Unable to find a cab, they opted for Uber.
The first women got off in Duvernay, Laval. The final destination was Chomedey.
What would ordinarily cost $83 turned into a $625 bill.
According to Iafrancesco, the driver told them the fare would be about $100.
“But we didn’t know that the surge was going to be 7.5 times 100 dollars,” Blanco said.
This multiplier is rooted in Uber’s surge pricing model.
Uber’s YouTube Video explains that, “when demand for rides exceeds the amount of drivers on the road, prices go up to encourage more drivers to go online.”
According to the video, “riders always know the price before they enter,”
The young women were first-time Uber users and said they didn’t understand the surge concept.
On Friday, they wrote an email to the company complaining about the price of their ride.
Uber replied to the complaint saying it would help them out if they had any disputes regarding the charges, but noted that the women had accepted a 7.5 surge at 3:22am.
They have since disputed the charge and are awaiting a reply.
The surge pricing issue has popped up in other Canadian cities as well.
WATCH BELOW: Alberta man furious over $1,000 Uber charge on New Year’s Eve
Matthew Lindsay, an Edmonton Uber customer told Global News that his New Year’s Uber bill amounted to $1,100.
“You could get anywhere in the world for that price,” he said.

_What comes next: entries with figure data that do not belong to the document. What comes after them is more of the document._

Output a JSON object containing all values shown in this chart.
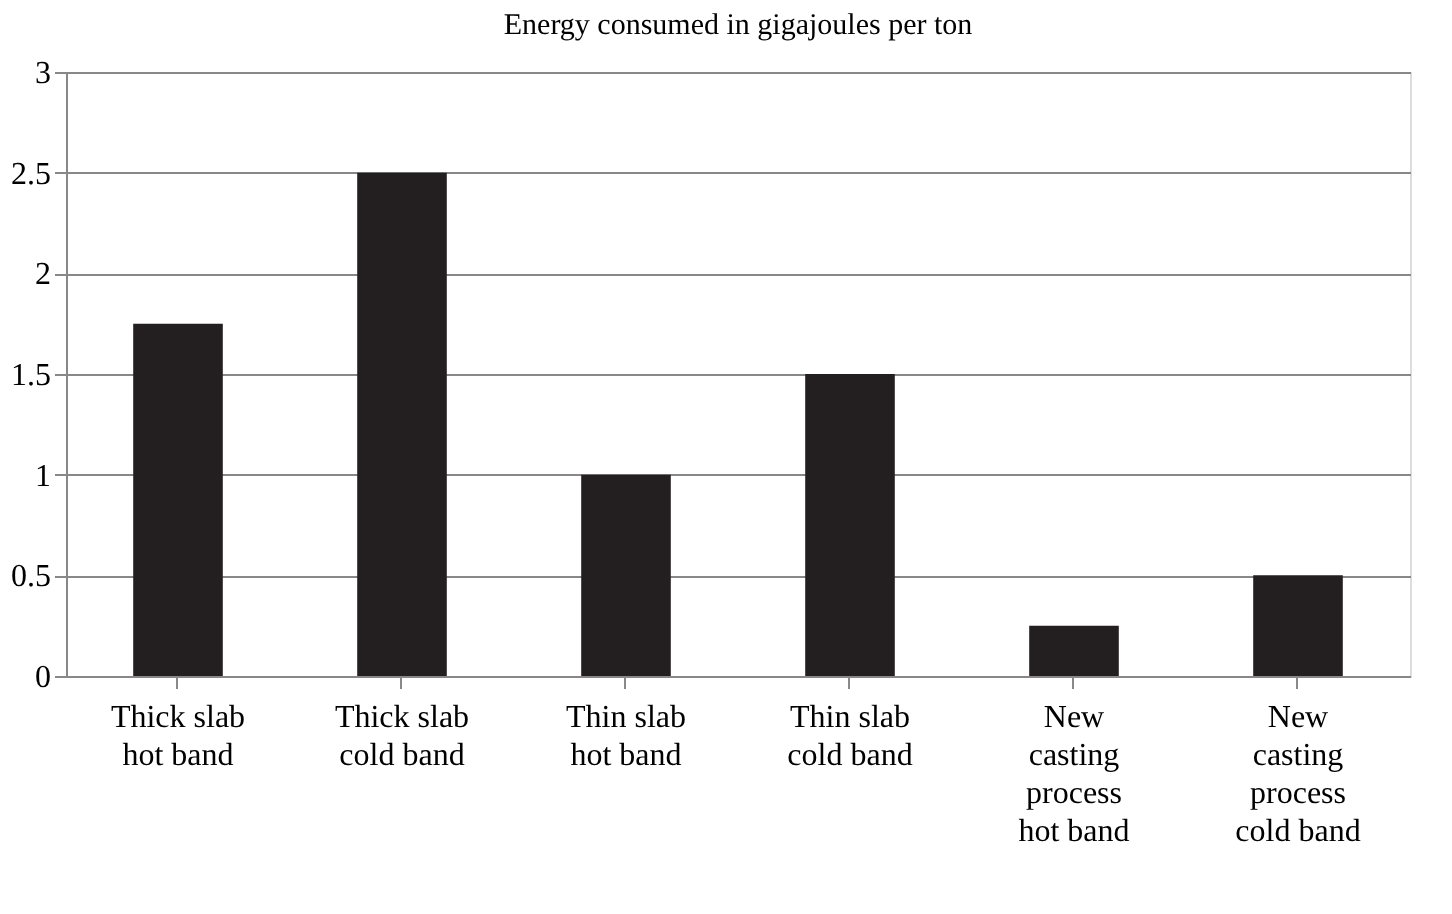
{
  "chart_data": {
    "type": "bar",
    "title": "Energy consumed in gigajoules per ton",
    "categories": [
      "Thick slab\nhot band",
      "Thick slab\ncold band",
      "Thin slab\nhot band",
      "Thin slab\ncold band",
      "New\ncasting\nprocess\nhot band",
      "New\ncasting\nprocess\ncold band"
    ],
    "values": [
      1.75,
      2.5,
      1,
      1.5,
      0.25,
      0.5
    ],
    "color": "#231f20",
    "ylim": [
      0,
      3
    ],
    "yticks": [
      0,
      0.5,
      1,
      1.5,
      2,
      2.5,
      3
    ],
    "grid": "y"
  }
}
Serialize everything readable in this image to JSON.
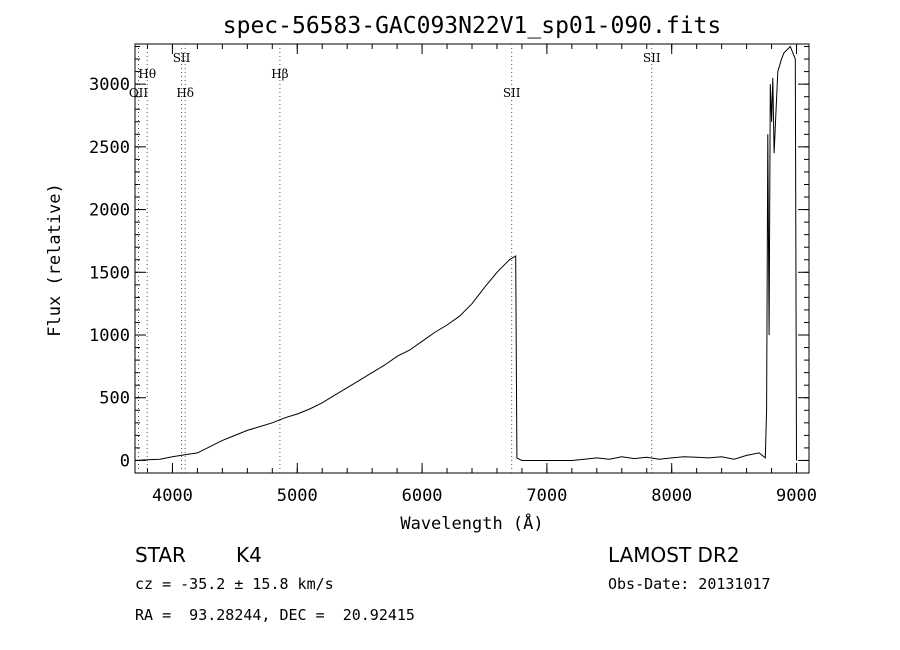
{
  "chart_data": {
    "type": "line",
    "title": "spec-56583-GAC093N22V1_sp01-090.fits",
    "xlabel": "Wavelength (Å)",
    "ylabel": "Flux (relative)",
    "xlim": [
      3700,
      9100
    ],
    "ylim": [
      -100,
      3320
    ],
    "x_ticks": [
      4000,
      5000,
      6000,
      7000,
      8000,
      9000
    ],
    "x_tick_labels": [
      "4000",
      "5000",
      "6000",
      "7000",
      "8000",
      "9000"
    ],
    "y_ticks": [
      0,
      500,
      1000,
      1500,
      2000,
      2500,
      3000
    ],
    "y_tick_labels": [
      "0",
      "500",
      "1000",
      "1500",
      "2000",
      "2500",
      "3000"
    ],
    "grid": false,
    "series": [
      {
        "x": [
          3700,
          3800,
          3900,
          4000,
          4100,
          4200,
          4300,
          4400,
          4500,
          4600,
          4700,
          4800,
          4900,
          5000,
          5100,
          5200,
          5300,
          5400,
          5500,
          5600,
          5700,
          5800,
          5900,
          6000,
          6100,
          6200,
          6300,
          6400,
          6500,
          6600,
          6700,
          6750,
          6760,
          6800,
          6900,
          7000,
          7100,
          7200,
          7300,
          7400,
          7500,
          7600,
          7700,
          7800,
          7900,
          8000,
          8100,
          8200,
          8300,
          8400,
          8500,
          8600,
          8700,
          8750,
          8760,
          8770,
          8780,
          8790,
          8800,
          8810,
          8820,
          8850,
          8880,
          8900,
          8930,
          8950,
          8970,
          8990,
          9000
        ],
        "y": [
          0,
          5,
          10,
          30,
          45,
          60,
          110,
          160,
          200,
          240,
          270,
          300,
          340,
          370,
          410,
          460,
          520,
          580,
          640,
          700,
          760,
          830,
          880,
          950,
          1020,
          1080,
          1150,
          1250,
          1380,
          1500,
          1600,
          1630,
          20,
          0,
          0,
          0,
          0,
          0,
          10,
          20,
          10,
          30,
          15,
          25,
          10,
          20,
          30,
          25,
          20,
          30,
          10,
          40,
          60,
          20,
          400,
          2600,
          1000,
          3000,
          2700,
          3050,
          2450,
          3100,
          3200,
          3250,
          3280,
          3300,
          3250,
          3200,
          0
        ]
      }
    ],
    "lines": [
      {
        "x": 3728,
        "label_html": "OII",
        "level": "low"
      },
      {
        "x": 3798,
        "label_html": "Hθ",
        "level": "mid"
      },
      {
        "x": 4073,
        "label_html": "SII",
        "level": "top"
      },
      {
        "x": 4102,
        "label_html": "Hδ",
        "level": "low"
      },
      {
        "x": 4861,
        "label_html": "Hβ",
        "level": "mid"
      },
      {
        "x": 6718,
        "label_html": "SII",
        "level": "low"
      },
      {
        "x": 7840,
        "label_html": "SII",
        "level": "top"
      }
    ]
  },
  "info": {
    "obj_class": "STAR",
    "subclass": "K4",
    "survey": "LAMOST DR2",
    "cz_text": "cz = -35.2 ± 15.8 km/s",
    "obs_date": "Obs-Date: 20131017",
    "coords": "RA =  93.28244, DEC =  20.92415"
  }
}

Uber Canada issued the following statement to Global News regarding the $625 bill:
“Our goal is to make sure you can always push a button and get a ride within minutes – even on the busiest night of the year – and surge pricing helps ensure that choice is always available. When more people need rides than there are drivers on the road, surge pricing incentivizes drivers to offer rides where and when they are needed most. Riders are repeatedly notified about the pricing directly within the app and asked to confirm and accept increased fares, or can opt for a notification when prices drop. When folks know that the option for a reliable ride is at their fingertips, it becomes much easier to make the choice not to drink and drive.”